Fresh Fellows was started two years later, along with help from a doctor at UCSF Benioff Oakland Children’s Hospital. It teaches youth from the hospital’s Healthy Hearts Clinic who are at risk for diet-related illnesses about healthy eating, cooking and gardening.
The program takes place at Phat Beet’s Youth Market Garden, a shared free urban garden that produces over 3000 pounds of produce each year. The food is shared with the neighborhood as well as the community at the Healthy Hearts Clinic. (Hence the name “clinic-based farmers market.”)
Some participants get so much out of Fresh Fellows that they have attended the program repeatedly. This was the case with Lorena Ramos, an 18-year-old from Hayward, who now heads up the CSY as well as Phat Beets’ catering company, We Cater! Collective. Other Fresh Fellows participate in the catering company as well.
“Given that we had some youth who had done the program two or three times, it was clear they wanted to get more involved and also find a means of income,” said Alyssa Cheung, Phat Beets’ office manager.
One popular item in The Cultured Case is kimchi. Cabbage grows year-round, so the fermented Korean pickle is made frequently.
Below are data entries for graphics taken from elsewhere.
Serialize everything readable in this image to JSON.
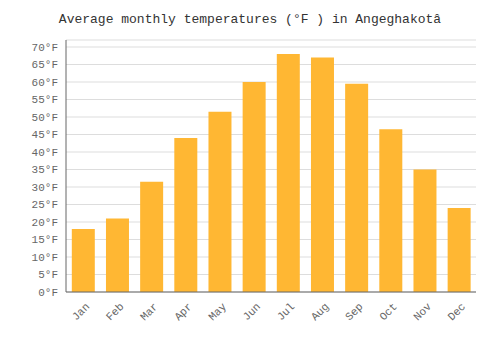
{
  "chart_data": {
    "type": "bar",
    "title": "Average monthly temperatures (°F ) in Angeghakotâ",
    "categories": [
      "Jan",
      "Feb",
      "Mar",
      "Apr",
      "May",
      "Jun",
      "Jul",
      "Aug",
      "Sep",
      "Oct",
      "Nov",
      "Dec"
    ],
    "values": [
      18,
      21,
      31.5,
      44,
      51.5,
      60,
      68,
      67,
      59.5,
      46.5,
      35,
      24
    ],
    "color": "#FFB733",
    "ylim": [
      0,
      72
    ],
    "yticks": [
      {
        "value": 0,
        "label": "0°F"
      },
      {
        "value": 5,
        "label": "5°F"
      },
      {
        "value": 10,
        "label": "10°F"
      },
      {
        "value": 15,
        "label": "15°F"
      },
      {
        "value": 20,
        "label": "20°F"
      },
      {
        "value": 25,
        "label": "25°F"
      },
      {
        "value": 30,
        "label": "30°F"
      },
      {
        "value": 35,
        "label": "35°F"
      },
      {
        "value": 40,
        "label": "40°F"
      },
      {
        "value": 45,
        "label": "45°F"
      },
      {
        "value": 50,
        "label": "50°F"
      },
      {
        "value": 55,
        "label": "55°F"
      },
      {
        "value": 60,
        "label": "60°F"
      },
      {
        "value": 65,
        "label": "65°F"
      },
      {
        "value": 70,
        "label": "70°F"
      }
    ],
    "grid": true
  }
}
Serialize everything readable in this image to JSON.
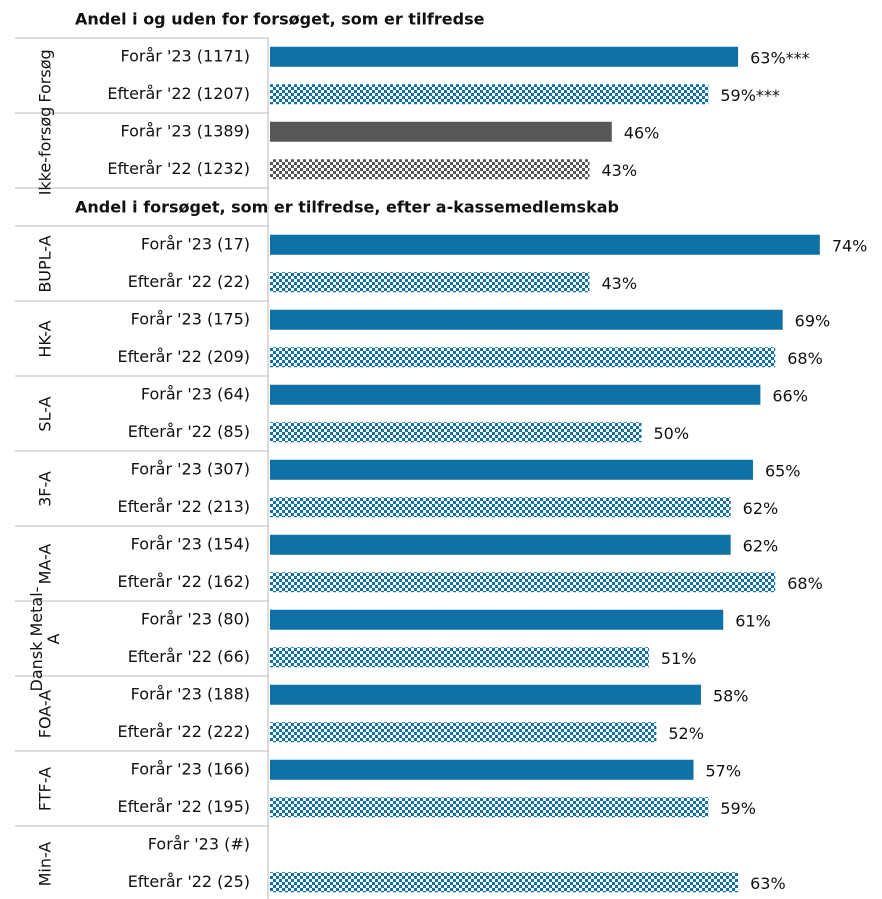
{
  "chart_data": [
    {
      "type": "bar",
      "orientation": "horizontal",
      "title": "Andel i og uden for forsøget, som er tilfredse",
      "patterns": [
        "solid",
        "checker"
      ],
      "groups": [
        {
          "name": "Forsøg",
          "color": "#0f71a6",
          "categories": [
            "Forår '23 (1171)",
            "Efterår '22 (1207)"
          ],
          "values": [
            63,
            59
          ],
          "value_labels": [
            "63%***",
            "59%***"
          ]
        },
        {
          "name": "Ikke-forsøg",
          "color": "#575757",
          "categories": [
            "Forår '23 (1389)",
            "Efterår '22 (1232)"
          ],
          "values": [
            46,
            43
          ],
          "value_labels": [
            "46%",
            "43%"
          ]
        }
      ]
    },
    {
      "type": "bar",
      "orientation": "horizontal",
      "title": "Andel i forsøget, som er tilfredse, efter a-kassemedlemskab",
      "patterns": [
        "solid",
        "checker"
      ],
      "groups": [
        {
          "name": "BUPL-A",
          "color": "#0f71a6",
          "categories": [
            "Forår '23 (17)",
            "Efterår '22 (22)"
          ],
          "values": [
            74,
            43
          ],
          "value_labels": [
            "74%",
            "43%"
          ]
        },
        {
          "name": "HK-A",
          "color": "#0f71a6",
          "categories": [
            "Forår '23 (175)",
            "Efterår '22 (209)"
          ],
          "values": [
            69,
            68
          ],
          "value_labels": [
            "69%",
            "68%"
          ]
        },
        {
          "name": "SL-A",
          "color": "#0f71a6",
          "categories": [
            "Forår '23 (64)",
            "Efterår '22 (85)"
          ],
          "values": [
            66,
            50
          ],
          "value_labels": [
            "66%",
            "50%"
          ]
        },
        {
          "name": "3F-A",
          "color": "#0f71a6",
          "categories": [
            "Forår '23 (307)",
            "Efterår '22 (213)"
          ],
          "values": [
            65,
            62
          ],
          "value_labels": [
            "65%",
            "62%"
          ]
        },
        {
          "name": "MA-A",
          "color": "#0f71a6",
          "categories": [
            "Forår '23 (154)",
            "Efterår '22 (162)"
          ],
          "values": [
            62,
            68
          ],
          "value_labels": [
            "62%",
            "68%"
          ]
        },
        {
          "name": "Dansk Metal-A",
          "color": "#0f71a6",
          "categories": [
            "Forår '23 (80)",
            "Efterår '22 (66)"
          ],
          "values": [
            61,
            51
          ],
          "value_labels": [
            "61%",
            "51%"
          ]
        },
        {
          "name": "FOA-A",
          "color": "#0f71a6",
          "categories": [
            "Forår '23 (188)",
            "Efterår '22 (222)"
          ],
          "values": [
            58,
            52
          ],
          "value_labels": [
            "58%",
            "52%"
          ]
        },
        {
          "name": "FTF-A",
          "color": "#0f71a6",
          "categories": [
            "Forår '23 (166)",
            "Efterår '22 (195)"
          ],
          "values": [
            57,
            59
          ],
          "value_labels": [
            "57%",
            "59%"
          ]
        },
        {
          "name": "Min-A",
          "color": "#0f71a6",
          "categories": [
            "Forår '23 (#)",
            "Efterår '22 (25)"
          ],
          "values": [
            null,
            63
          ],
          "value_labels": [
            null,
            "63%"
          ]
        }
      ]
    }
  ]
}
Ramos said that even though she is half-Korean, she did not learn how to make kimchi until recently.
“I grew up eating it, but not making it, as my mom doesn’t make it,” she said.
Her grandmother, on the other hand, did make homemade kimchi, but Ramos didn’t especially love the smell of her recipe. So she set out to make her own version. Ramos found a recipe online, began experimenting to make it her own, and soon began giving kimchi-making demos at local farmers’ markets with the Fresh Fellows. It is now included in The Cultured Case.
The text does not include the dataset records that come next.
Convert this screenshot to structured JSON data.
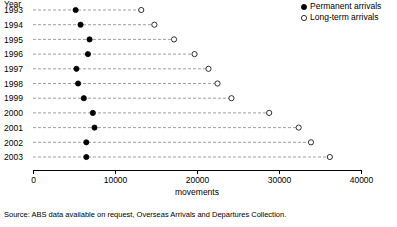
{
  "chart_data": {
    "type": "dot",
    "orientation": "horizontal",
    "ylabel": "Year",
    "xlabel": "movements",
    "annotations": [
      "Source: ABS data available on request, Overseas Arrivals and Departures Collection."
    ],
    "categories": [
      "1993",
      "1994",
      "1995",
      "1996",
      "1997",
      "1998",
      "1999",
      "2000",
      "2001",
      "2002",
      "2003"
    ],
    "series": [
      {
        "name": "Permanent arrivals",
        "color": "#000000",
        "marker": "filled",
        "values": [
          5200,
          5800,
          6900,
          6700,
          5300,
          5500,
          6200,
          7300,
          7500,
          6500,
          6500
        ]
      },
      {
        "name": "Long-term arrivals",
        "color": "#000000",
        "marker": "open",
        "values": [
          13200,
          14800,
          17200,
          19700,
          21400,
          22500,
          24200,
          28800,
          32400,
          33900,
          36200
        ]
      }
    ],
    "xlim": [
      0,
      40000
    ],
    "xticks": [
      0,
      10000,
      20000,
      30000,
      40000
    ],
    "legend": "top-right",
    "grid": false
  }
}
Phat Beets is marketing The Cultured Case to its 175 CSA members, but one doesn’t have to be a CSA member to join the CSY. The two programs are being kept separate separate because the pickles need to be stored separately in a cooler, and it’s too complicated for Phat Beets to put icepacks in its CSA boxes.
Subscribers receive an email at the beginning of the month, listing everything that’s available. A recent list included seven kinds of pickled vegetables: brined okra, “Kale Yeah! Kraut,” Curtido Spicy Kraut (Salvadorean spicy cabbage relish), two kinds of kimchi, ginger beets and mustard seed sauerkraut. In addition, subscribers could order a variety of mustards and chile pastes. While most of the krauts and kimchis are made by Fresh Fellows, some of the sauces come from small women-owned businesses in Oakland.
All produce for the items comes from Phat Beets farmers markets, some of which are leftover from the markets and some of which are “cosmetically challenged.”
The jars can be picked up at several Oakland destinations, such as Impact Hub, UCSF Benioff Oakland Children’s Hospital, Destiny Arts Center and the Phat Beets office in North Oakland. Subscribers also pay a deposit for the jars and return them each time when picking up a new batch.
While the staff of Phat Beets has supported the undertaking so far, “the goal is to make it [an independent] company,” said Max Cadji, a founder of Phat Beets. “Eventually we want them to be running their own company with minimal support from us. We don’t want them to just be laborers, we want them to be managing it, too.”
Another goal is for the business to become profitable. “We’re always trying to figure out what the most fun and profitable way to make money is, as we don’t like writing grants,” said Cadji. “If we can make revenue from this to avoid writing grants and reports, even better.”
Ideally, Cadji envisions hiring a manager for the program to provide programming and structure. In the past, Phat Beets has worked with youth who have just left juvenile hall, or have participated in the Oakland Restorative Justice program. “Having a youth coordinator would help them create recipes and provide the support they need to be successful,” said Cadji, as opposed to them “showing up, shredding cabbage and checking in for five minutes.”
Cadji said that four Fresh Fellows are now working for the catering company, and there’s a need for the graduates of the Fresh Fellows to earn money.
“We have plenty of catering gigs, and one former participant was managing our Twitter account, and another our spreadsheets.” The next step, Cadji said, is for participants to learn how to approach retail stores to sell their products. “We’re trying to get them [to learn] all aspects of a business.”